Matthew Roycroft: To TEL or not to TEL

TEL has many uses, but high quality mentoring and supportive relationships must remain the backbone of medical education

Matthew RoycroftTechnology enhanced learning (TEL) has expanded rapidly over the past decade. Learning with a technological element to it, such as e-learning or simulation, is now a regular part of continuous professional development; undergraduate and postgraduate medical education; and, for many clinicians, it’s also part of day to day practice.

It’s generally acknowledged that “technology offers real benefits and opportunities to support and enhance the delivery of excellent healthcare education,” but I think we are reaching the point where there’s a danger of taking this too far. A trainee isn’t able to get to a teaching day—oh well, there’s an e-module for that; you need to learn how to perform a simple procedure—don’t worry, there’s a video for that; can’t get to a clinic—no problem, there’s a PDF about what you may have seen anyway. Is work too busy to let juniors see the sickest patients under supervision? Never fear, there’s a simulation day to cover that instead.

The first example, of teaching days being replaced with e-modules, seems to divide opinion. This idea may be liked by trusts, as it’s more flexible and doesn’t require room booking, but I was surprised to find after recently discussing this with trainees that they like it too. They gave various reasons for this: not having to fight for leave, it being a more efficient use of time, some vague idea of it being “better,” not having to go to a venue they don’t know, etc. And this is despite the trainees I asked being in a training programme that offers a surfeit of training days, and those days being almost universally rated as “good” or “excellent.”

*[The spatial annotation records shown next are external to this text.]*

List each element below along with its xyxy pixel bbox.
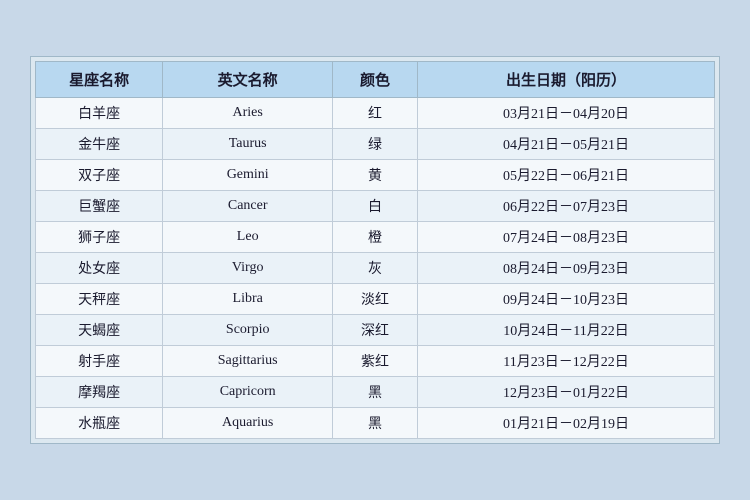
- table-row: 处女座Virgo灰08月24日－09月23日: [36, 253, 715, 284]
- cell-date: 06月22日－07月23日: [417, 191, 714, 222]
- table-header-row: 星座名称 英文名称 颜色 出生日期（阳历）: [36, 62, 715, 98]
- cell-english: Scorpio: [163, 315, 333, 346]
- cell-english: Aquarius: [163, 408, 333, 439]
- cell-chinese: 巨蟹座: [36, 191, 163, 222]
- cell-chinese: 射手座: [36, 346, 163, 377]
- cell-color: 橙: [333, 222, 418, 253]
- cell-date: 11月23日－12月22日: [417, 346, 714, 377]
- cell-color: 白: [333, 191, 418, 222]
- cell-chinese: 金牛座: [36, 129, 163, 160]
- cell-color: 黑: [333, 408, 418, 439]
- cell-date: 09月24日－10月23日: [417, 284, 714, 315]
- cell-date: 01月21日－02月19日: [417, 408, 714, 439]
- table-row: 射手座Sagittarius紫红11月23日－12月22日: [36, 346, 715, 377]
- cell-english: Aries: [163, 98, 333, 129]
- cell-date: 03月21日－04月20日: [417, 98, 714, 129]
- cell-color: 深红: [333, 315, 418, 346]
- table-row: 白羊座Aries红03月21日－04月20日: [36, 98, 715, 129]
- table-row: 天蝎座Scorpio深红10月24日－11月22日: [36, 315, 715, 346]
- cell-english: Libra: [163, 284, 333, 315]
- header-chinese: 星座名称: [36, 62, 163, 98]
- table-row: 金牛座Taurus绿04月21日－05月21日: [36, 129, 715, 160]
- zodiac-table-container: 星座名称 英文名称 颜色 出生日期（阳历） 白羊座Aries红03月21日－04…: [30, 56, 720, 444]
- table-row: 水瓶座Aquarius黑01月21日－02月19日: [36, 408, 715, 439]
- cell-chinese: 水瓶座: [36, 408, 163, 439]
- cell-english: Capricorn: [163, 377, 333, 408]
- cell-english: Virgo: [163, 253, 333, 284]
- cell-chinese: 双子座: [36, 160, 163, 191]
- cell-chinese: 处女座: [36, 253, 163, 284]
- cell-english: Cancer: [163, 191, 333, 222]
- table-row: 双子座Gemini黄05月22日－06月21日: [36, 160, 715, 191]
- cell-english: Sagittarius: [163, 346, 333, 377]
- cell-date: 12月23日－01月22日: [417, 377, 714, 408]
- cell-color: 红: [333, 98, 418, 129]
- cell-color: 淡红: [333, 284, 418, 315]
- cell-date: 04月21日－05月21日: [417, 129, 714, 160]
- cell-chinese: 狮子座: [36, 222, 163, 253]
- cell-date: 05月22日－06月21日: [417, 160, 714, 191]
- table-row: 狮子座Leo橙07月24日－08月23日: [36, 222, 715, 253]
- cell-english: Leo: [163, 222, 333, 253]
- cell-color: 黑: [333, 377, 418, 408]
- cell-date: 08月24日－09月23日: [417, 253, 714, 284]
- header-date: 出生日期（阳历）: [417, 62, 714, 98]
- header-english: 英文名称: [163, 62, 333, 98]
- cell-date: 07月24日－08月23日: [417, 222, 714, 253]
- table-row: 巨蟹座Cancer白06月22日－07月23日: [36, 191, 715, 222]
- cell-color: 灰: [333, 253, 418, 284]
- cell-english: Taurus: [163, 129, 333, 160]
- header-color: 颜色: [333, 62, 418, 98]
- table-row: 摩羯座Capricorn黑12月23日－01月22日: [36, 377, 715, 408]
- cell-chinese: 天秤座: [36, 284, 163, 315]
- cell-english: Gemini: [163, 160, 333, 191]
- zodiac-table: 星座名称 英文名称 颜色 出生日期（阳历） 白羊座Aries红03月21日－04…: [35, 61, 715, 439]
- cell-chinese: 天蝎座: [36, 315, 163, 346]
- cell-color: 紫红: [333, 346, 418, 377]
- cell-chinese: 白羊座: [36, 98, 163, 129]
- table-row: 天秤座Libra淡红09月24日－10月23日: [36, 284, 715, 315]
- cell-color: 黄: [333, 160, 418, 191]
- cell-date: 10月24日－11月22日: [417, 315, 714, 346]
- cell-chinese: 摩羯座: [36, 377, 163, 408]
- cell-color: 绿: [333, 129, 418, 160]
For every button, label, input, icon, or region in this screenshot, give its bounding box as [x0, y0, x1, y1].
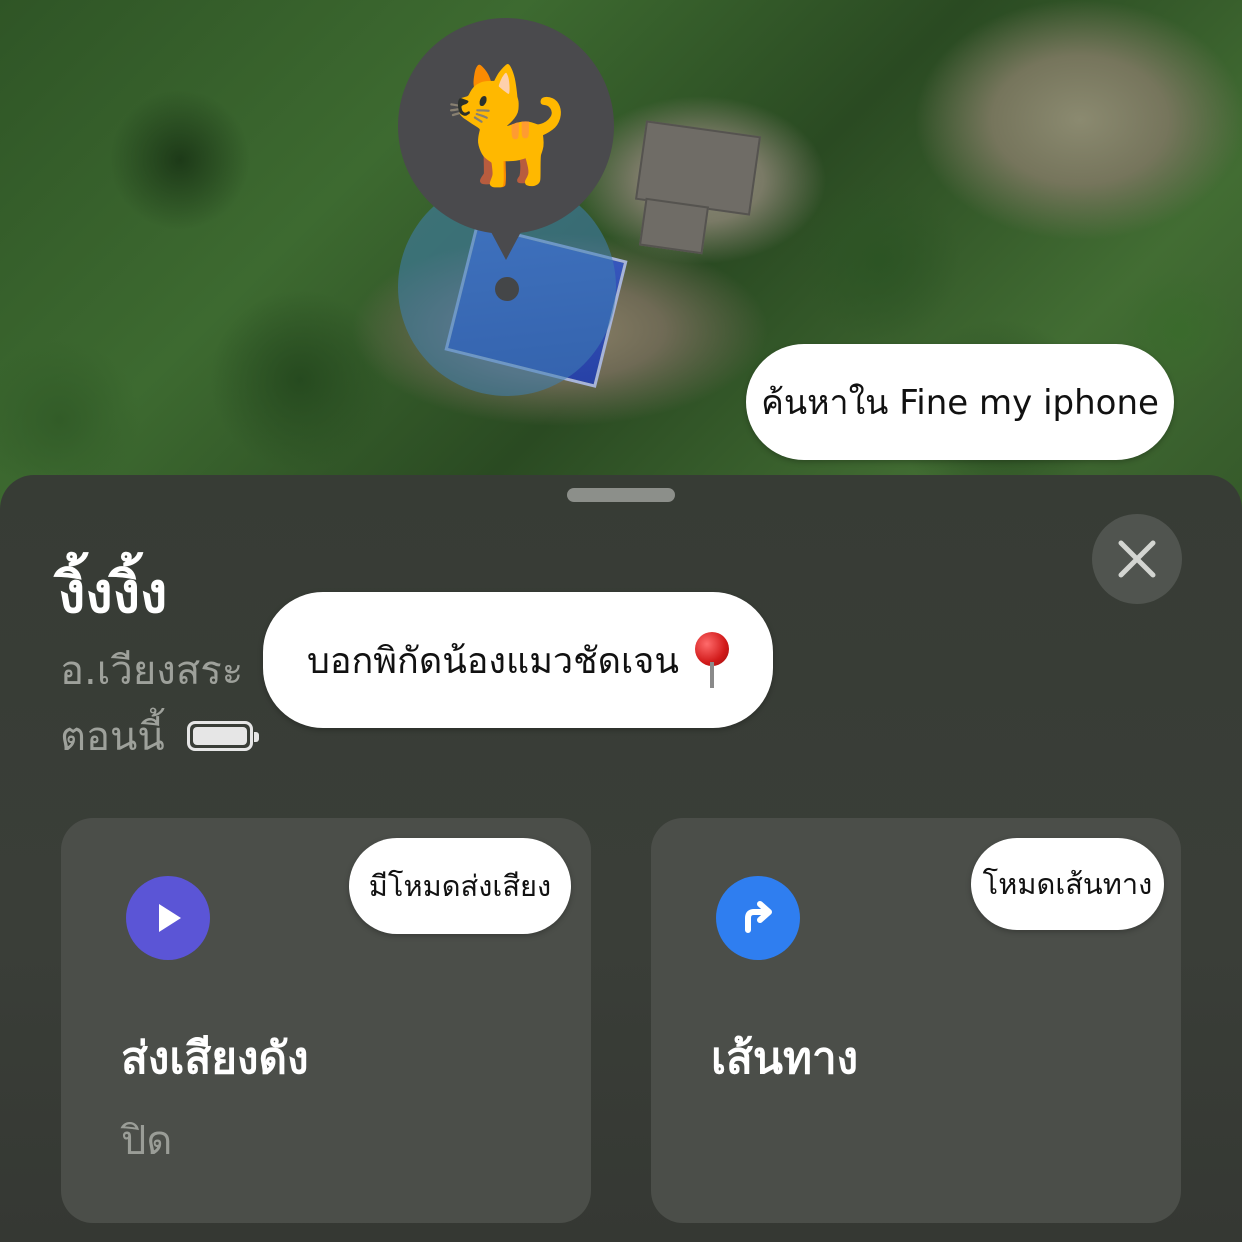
annotation-bubble-search: ค้นหาใน Fine my iphone	[746, 344, 1174, 460]
location-dot	[495, 277, 519, 301]
annotation-bubble-location: บอกพิกัดน้องแมวชัดเจน	[263, 592, 773, 728]
battery-icon	[186, 721, 259, 751]
play-sound-button[interactable]	[126, 876, 210, 960]
item-location: อ.เวียงสระ	[60, 648, 244, 694]
play-icon	[159, 904, 181, 932]
directions-title: เส้นทาง	[711, 1033, 859, 1084]
close-button[interactable]	[1092, 514, 1182, 604]
map-building	[638, 197, 710, 255]
battery-fill	[192, 727, 247, 745]
pet-location-pin[interactable]: 🐈	[398, 18, 614, 260]
turn-right-arrow-icon	[745, 901, 772, 933]
play-sound-title: ส่งเสียงดัง	[121, 1033, 309, 1084]
annotation-bubble-route: โหมดเส้นทาง	[971, 838, 1164, 930]
sheet-grabber[interactable]	[567, 488, 675, 502]
pushpin-icon	[694, 632, 729, 688]
annotation-bubble-location-text: บอกพิกัดน้องแมวชัดเจน	[307, 640, 679, 682]
cat-icon: 🐈	[436, 61, 576, 191]
directions-button[interactable]	[716, 876, 800, 960]
item-name: งิ้งงิ้ง	[58, 561, 168, 626]
annotation-bubble-sound: มีโหมดส่งเสียง	[349, 838, 571, 934]
last-seen-time: ตอนนี้	[60, 714, 165, 760]
close-icon	[1118, 540, 1156, 578]
play-sound-status: ปิด	[121, 1118, 173, 1164]
last-seen-row: ตอนนี้	[60, 704, 259, 768]
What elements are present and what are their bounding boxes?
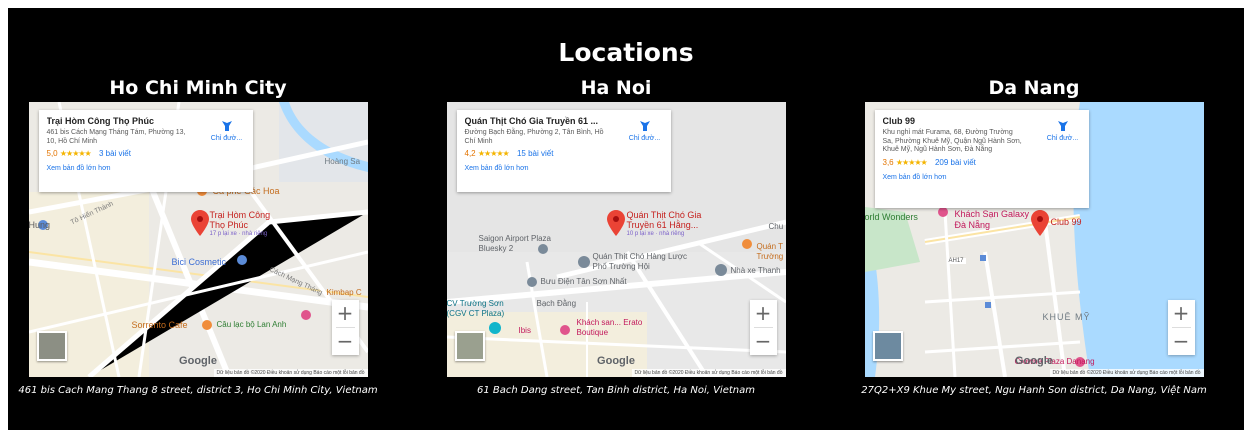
map-label: Bưu Điện Tân Sơn Nhất	[540, 277, 627, 286]
location-hcm: Ho Chi Minh City Hoa Bici Cosmetic Sorre…	[8, 74, 388, 396]
location-hanoi: Ha Noi Saigon Airport Plaza Bluesky 2 Qu…	[426, 74, 806, 396]
rating-stars-icon: ★★★★★	[477, 149, 510, 158]
directions-button[interactable]: Chỉ đườ...	[207, 119, 247, 142]
map-label: Khách Sạn Galaxy Đà Nẵng	[954, 209, 1030, 230]
rating-value: 5,0	[46, 149, 58, 158]
reviews-link[interactable]: 3 bài viết	[99, 149, 131, 158]
zoom-controls: + −	[749, 300, 777, 355]
rating-stars-icon: ★★★★★	[59, 149, 92, 158]
place-address: Khu nghỉ mát Furama, 68, Đường Trường Sa…	[882, 129, 1022, 153]
directions-label: Chỉ đườ...	[628, 135, 661, 142]
rating-stars-icon: ★★★★★	[895, 157, 928, 167]
map-marker-icon[interactable]	[606, 210, 625, 236]
city-title: Da Nang	[988, 77, 1080, 99]
page-title: Locations	[558, 38, 694, 67]
directions-label: Chỉ đườ...	[210, 135, 243, 142]
place-rating: 3,6 ★★★★★ 209 bài viết	[883, 158, 1081, 167]
zoom-controls: + −	[1167, 300, 1195, 355]
place-address: Đường Bạch Đằng, Phường 2, Tân Bình, Hồ …	[464, 129, 604, 145]
map-label: Chu	[768, 222, 784, 231]
map-label: Saigon Airport Plaza Bluesky 2	[478, 234, 552, 253]
map-marker-icon[interactable]	[190, 210, 209, 236]
map-embed-hcm[interactable]: Cà phê Gác Hoa Bici Cosmetic Sorrento Ca…	[28, 102, 368, 377]
map-attribution[interactable]: Dữ liệu bản đồ ©2020 Điều khoản sử dụng …	[213, 369, 368, 377]
place-info-card: Trại Hòm Công Thọ Phúc 461 bis Cách Mạng…	[38, 110, 253, 192]
google-logo: Google	[597, 355, 635, 367]
google-logo: Google	[1015, 355, 1053, 367]
marker-sublabel: 10 p lại xe · nhà riêng	[626, 231, 685, 237]
map-label: Sorrento Cafe	[131, 320, 188, 330]
map-label: Bici Cosmetic	[171, 257, 227, 267]
directions-icon	[639, 121, 650, 131]
zoom-out-button[interactable]: −	[750, 328, 777, 355]
map-label: Ibis	[518, 326, 531, 335]
place-info-card: Club 99 Khu nghỉ mát Furama, 68, Đường T…	[874, 110, 1089, 208]
zoom-in-button[interactable]: +	[1168, 300, 1195, 327]
place-rating: 4,2 ★★★★★ 15 bài viết	[465, 149, 663, 158]
map-label: orld Wonders	[864, 212, 918, 222]
larger-map-link[interactable]: Xem bản đồ lớn hơn	[47, 165, 245, 172]
map-embed-hanoi[interactable]: Saigon Airport Plaza Bluesky 2 Quán Thịt…	[446, 102, 786, 377]
map-label: Hoàng Sa	[324, 157, 361, 166]
rating-value: 4,2	[464, 149, 476, 158]
satellite-toggle[interactable]	[872, 331, 903, 361]
directions-label: Chỉ đườ...	[1046, 135, 1079, 142]
place-address: 461 bis Cách Mạng Tháng Tám, Phường 13, …	[46, 129, 186, 145]
map-label: AH17	[946, 258, 966, 264]
map-embed-danang[interactable]: Khách Sạn Galaxy Đà Nẵng orld Wonders KH…	[864, 102, 1204, 377]
zoom-out-button[interactable]: −	[1168, 328, 1195, 355]
google-logo: Google	[179, 355, 217, 367]
location-address: 461 bis Cach Mang Thang 8 street, distri…	[18, 385, 378, 396]
zoom-controls: + −	[331, 300, 359, 355]
map-label: Câu lạc bộ Lan Anh	[216, 320, 287, 329]
location-address: 61 Bach Dang street, Tan Binh district, …	[476, 385, 755, 396]
city-title: Ha Noi	[580, 77, 652, 99]
directions-icon	[221, 121, 232, 131]
map-label: KHUÊ MỸ	[1042, 312, 1091, 322]
directions-icon	[1057, 121, 1068, 131]
marker-label: Quán Thịt Chó Gia Truyền 61 Hằng...	[626, 210, 702, 230]
zoom-in-button[interactable]: +	[332, 300, 359, 327]
place-name: Club 99	[882, 116, 916, 126]
map-label: Khách san... Erato Boutique	[576, 318, 643, 337]
reviews-link[interactable]: 209 bài viết	[935, 158, 976, 167]
satellite-toggle[interactable]	[36, 331, 67, 361]
directions-button[interactable]: Chỉ đườ...	[625, 119, 665, 142]
larger-map-link[interactable]: Xem bản đồ lớn hơn	[465, 165, 663, 172]
marker-label: Trại Hòm Công Thọ Phúc	[209, 210, 271, 230]
city-title: Ho Chi Minh City	[109, 77, 287, 99]
map-attribution[interactable]: Dữ liệu bản đồ ©2020 Điều khoản sử dụng …	[631, 369, 786, 377]
place-rating: 5,0 ★★★★★ 3 bài viết	[47, 149, 245, 158]
location-danang: Da Nang Khách Sạn Galaxy Đà Nẵng orld Wo…	[844, 74, 1224, 396]
zoom-out-button[interactable]: −	[332, 328, 359, 355]
page: Locations Ho Chi Minh City Hoa Bici Cosm…	[8, 8, 1244, 430]
reviews-link[interactable]: 15 bài viết	[517, 149, 553, 158]
map-label: Nhà xe Thanh	[730, 266, 781, 275]
rating-value: 3,6	[882, 157, 894, 167]
larger-map-link[interactable]: Xem bản đồ lớn hơn	[883, 174, 1081, 181]
location-address: 27Q2+X9 Khue My street, Ngu Hanh Son dis…	[861, 385, 1207, 396]
map-attribution[interactable]: Dữ liệu bản đồ ©2020 Điều khoản sử dụng …	[1049, 369, 1204, 377]
marker-label: Club 99	[1050, 217, 1082, 227]
map-label: CV Trường Sơn (CGV CT Plaza)	[446, 299, 505, 318]
satellite-toggle[interactable]	[454, 331, 485, 361]
map-label: Hung	[28, 220, 51, 230]
map-label: Kimbap C	[326, 288, 362, 297]
place-info-card: Quán Thịt Chó Gia Truyền 61 ... Đường Bạ…	[456, 110, 671, 192]
place-name: Quán Thịt Chó Gia Truyền 61 ...	[464, 116, 599, 126]
map-label: Quán T Trường	[756, 242, 784, 261]
map-label: Bạch Đằng	[536, 299, 577, 308]
marker-sublabel: 17 p lại xe · nhà riêng	[209, 231, 268, 237]
map-marker-icon[interactable]	[1030, 210, 1049, 236]
map-label: Quán Thịt Chó Hàng Lược Phố Trường Hội	[592, 252, 688, 271]
zoom-in-button[interactable]: +	[750, 300, 777, 327]
place-name: Trại Hòm Công Thọ Phúc	[46, 116, 155, 126]
directions-button[interactable]: Chỉ đườ...	[1043, 119, 1083, 142]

Yet, despite their endorsement, I can’t help but think that they’re losing out on other advantages that education in a face to face group add: it provides a forum for socialisation and for debrief, allows the session to be targeted to the audience and shaped by their questions and interactions, and opens up the opportunity for relevant off-topic discussion and pastoral support. Most importantly, I think, is that it allows for the normalisation of attitudes and behaviours with peers to take place, and for trainees to develop an awareness of how their experience, understanding, and knowledge compares to others. E-learning is very good at delivering facts and, indeed, for preparing trainees or students for facilitated teaching sessions (something known as the “flipped classroom” or “blended learning”), but they cannot replace real life experience, which is still a vital part in any education process.

The final example, simulations of seeing sick patients, is an area that’s evolved rapidly over the past decade and is generally viewed in a positive light by both those involved in teaching as well as by trainees themselves. Yet I think it’s important to look at why it evolved in the first place.

It wasn’t all that long ago that a junior doctor was able to see actual sick patients and had an SpR (as it was then) or a consultant close at hand to discuss their case with and to run all decisions past. Now the seniors see the patient directly and so the opportunity for experiential learning is lost. Replacing it with simulation simply isn’t the same (however much techno-positivist advocates say otherwise).

Don’t get me wrong, I’m not remotely against simulations and think it can be an excellent resource, but I simply don’t see it as a replacement for good old fashioned medical training and supervision. It seems to me that a lot of the present use of simulation is simply trying to fill in for the system’s current deficiencies in training, which have been created by trainees being denied more and more the opportunities to do tasks that their predecessors did at the same stage of training.

TEL undoubtedly has immense potential and a multitude of uses in medical education, but we need to be aware that it isn’t a panacea. It’s neither a replacement for high quality day to day supervision, nor should it be used instead of face-to-face teaching. TEL, as its name suggests, works best when it enhances or augments existing learning and teaching methods. Educationalists have to understand its uses but just as, if not more, importantly they have to understand its limitations in much the same way they did when computerised slideshows gained widespread adoption. Human contact, high quality mentoring, and supportive relationships have to remain the backbone of medical education.

Matthew Roycroft is a leadership fellow working for the School of Medicine in Yorkshire and the Humber and an ST6 in geriatric medicine/GIM on the RCP’s Trainees’ Committee. All opinions are the author’s alone and don’t necessarily reflect the viewpoint of any other organisation.

Competing interests: I have read and understood BMJ policy on declaration of interests and declare the following interests: None.